Effect of systemic L-DOPA administration on extracellular kynurenate levels in the rat striatum.

Dopaminergic stimulation, caused by direct dopamine receptor agonists or by indirectly acting agents such as d-amphetamine or methylphenidate, causes a functionally significant decrease in the concentration of kynurenate (KYNA), an astrocyte-derived endogenous antagonist of both N-methyl-D-aspartate (NMDA) and alpha7 nicotinic acetylcholine receptors, in the rat brain. The present study was designed to examine if this effect can be duplicated by the systemic administration of dopamine's bioprecursor L-DOPA. Experiments were conducted in unanesthetized rats, and the extracellular levels of KYNA were determined in striatal microdialysate samples. L-DOPA caused a dose-dependent, transient reduction in striatal KYNA, reaching a nadir of -37.5% 1.5 h after the administration of 200 mg/kg of the drug.

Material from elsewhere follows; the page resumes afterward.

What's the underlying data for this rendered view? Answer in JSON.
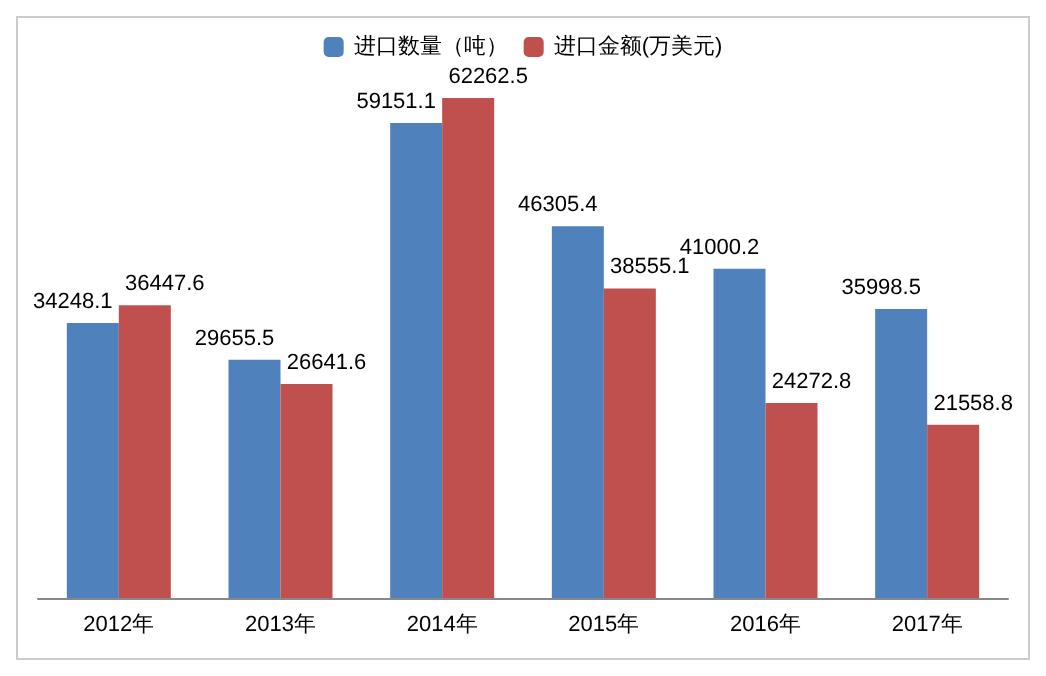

This effect was abolished in animals with a 6-hydroxydopamine-induced lesion of the nigrostriatal pathway, but was not influenced by a prior striatal quinolinate lesion. These data confirm the dopaminergic control of striatal KYNA formation and suggest that the interactions are mediated by astrocytic dopamine receptors. This modulation of striatal KYNA levels might provide a link between dopaminergic, glutamatergic and cholinergic neurotransmission in the normal and diseased striatum.